Whilst there is great optimism that increasing access to antiretroviral treatment in the region will reduce infection incidence, there is also recognition that epidemic control will not be achieved without a substantial and sustained scale-up of additional primary prevention resources [1]. There are challenges to HIV prevention in resource-limited settings that a vaccine alone is well positioned to meet. These include the rate of HIV infections and the scale and complexity of the HIV epidemic in the region, juxtaposed with ailing health systems ill equipped to respond effectively. Challenges with antiretroviral drug therapy adherence, poor linkage to care following diagnosis, multiple and diverse vulnerable populations who require population-specific services (such as women, adolescents, and men who have sex with men [MSM]), stigma, and discrimination, as well as generally limited health care facilities and human capital, impair the region’s capacity to manage the scale of the epidemic.
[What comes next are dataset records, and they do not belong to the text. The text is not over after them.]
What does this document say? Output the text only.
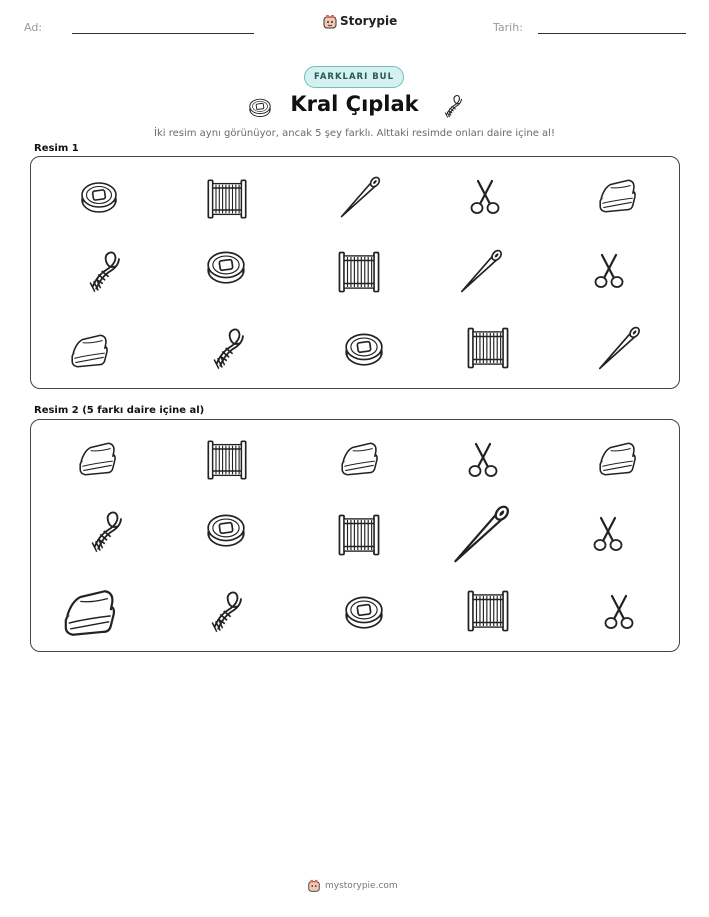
Ad:	Storypie	Tarih:
FARKLARI BUL
Kral Çıplak
İki resim aynı görünüyor, ancak 5 şey farklı. Alttaki resimde onları daire içine al!
Resim 1
Resim 2 (5 farkı daire içine al)
mystorypie.com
Even with the success of pre-exposure prophylaxis (PrEP) demonstration projects and the encouraging results emerging, the extent of protection relies on fidelity to adherence, continuous uninterrupted access, and sustainable resources for provision [4]. It is well documented that in resource-restricted areas, where education levels and access to health care are low, reliance on behavioural and structural support is also an enormous challenge. A vaccine, even if partially effective, is a way of filling these prevention gaps in a cost-effective manner. Whilst countries in this region must find ways to access all the available opportunities that the modern HIV prevention toolkit has on offer, such a vaccine could significantly change the prevention landscape.
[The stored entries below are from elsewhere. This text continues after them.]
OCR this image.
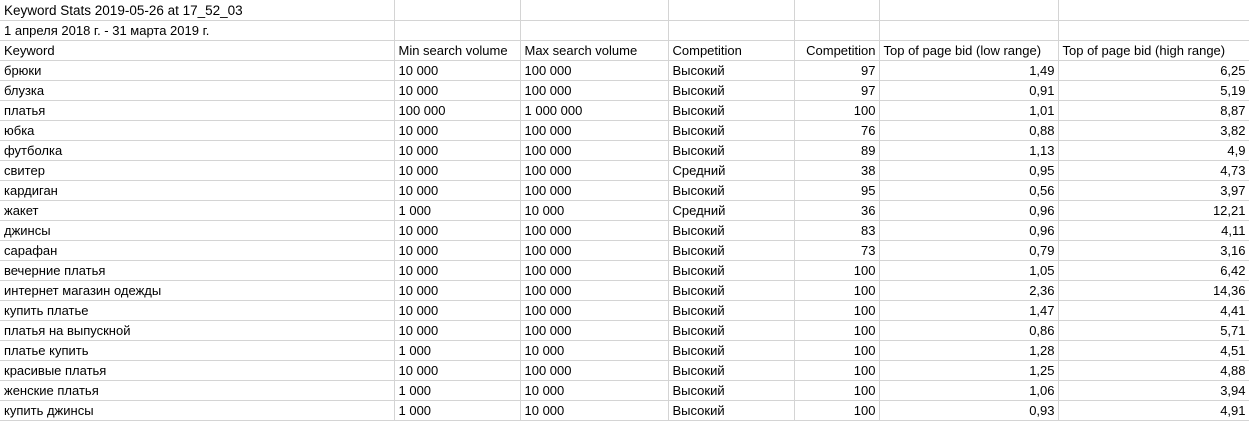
Keyword Stats 2019-05-26 at 17_52_03						
1 апреля 2018 г. - 31 марта 2019 г.						
Keyword	Min search volume	Max search volume	Competition	Competition	Top of page bid (low range)	Top of page bid (high range)
брюки	10 000	100 000	Высокий	97	1,49	6,25
блузка	10 000	100 000	Высокий	97	0,91	5,19
платья	100 000	1 000 000	Высокий	100	1,01	8,87
юбка	10 000	100 000	Высокий	76	0,88	3,82
футболка	10 000	100 000	Высокий	89	1,13	4,9
свитер	10 000	100 000	Средний	38	0,95	4,73
кардиган	10 000	100 000	Высокий	95	0,56	3,97
жакет	1 000	10 000	Средний	36	0,96	12,21
джинсы	10 000	100 000	Высокий	83	0,96	4,11
сарафан	10 000	100 000	Высокий	73	0,79	3,16
вечерние платья	10 000	100 000	Высокий	100	1,05	6,42
интернет магазин одежды	10 000	100 000	Высокий	100	2,36	14,36
купить платье	10 000	100 000	Высокий	100	1,47	4,41
платья на выпускной	10 000	100 000	Высокий	100	0,86	5,71
платье купить	1 000	10 000	Высокий	100	1,28	4,51
красивые платья	10 000	100 000	Высокий	100	1,25	4,88
женские платья	1 000	10 000	Высокий	100	1,06	3,94
купить джинсы	1 000	10 000	Высокий	100	0,93	4,91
The RV144 HIV vaccine trial and links to further trials
Importantly, a partially efficacious vaccine such as the one described in the recent modelling study has already been demonstrated. The RV144 vaccine trial was conducted amongst 16,395 heterosexual HIV-uninfected Thai adults using an ALVAC-HIV and AIDSVAX B/E gp120 boost regimen, and RV144 was the first vaccine to show any efficacy in reducing HIV acquisition, with a 60.5% (95% CI 22–80) efficacy within 12 months and a 31.2% (95% CI 1.1–52.1) efficacy after 3.5 years [5].Thailand is dominated by an HIV clade B/E epidemic, and as the RV144 vaccine was designed to meet the criterion of protection against this HIV clade, it was vital to consider whether this vaccine regimen would bring about equivalent results in other clades. In particular, clade C is of interest as just under half of HIV-infected individuals possess this subtype. The HVTN 097 study replicated the RV144 vaccine regimen in South Africa, a clade C-dominated region, and compared cellular and humoral responses to age- and sex- matched RV144 Thai participants. The investigators found that, despite large differences between participant population ethnicity, HIV clade, and predominant mode of transmission, the response rates were equivalent if not greater than those induced in the Thai study [6]. A parallel study (HVTN 100) developed a clade C ALVAC-HIV and bivalent subtype C gp120/MF59 vaccine for specific use in clade C-dominant regions, and conducted a similar phase 1–2 preventative vaccine trial in low-risk South African adults [7]. Preliminary results suggest a strong vaccine-induced immune response, greater than that seen in the RV144 regimen, giving the green light to advance further development of this vaccine regimen in a pivotal phase IIb/III clinical trial (HVTN 702), which commenced in November 2016 in South Africa. HVTN 702 will evaluate the vaccine’s efficacy, tolerability, and safety in 5,400 HIV-uninfected adults over 24 months [8].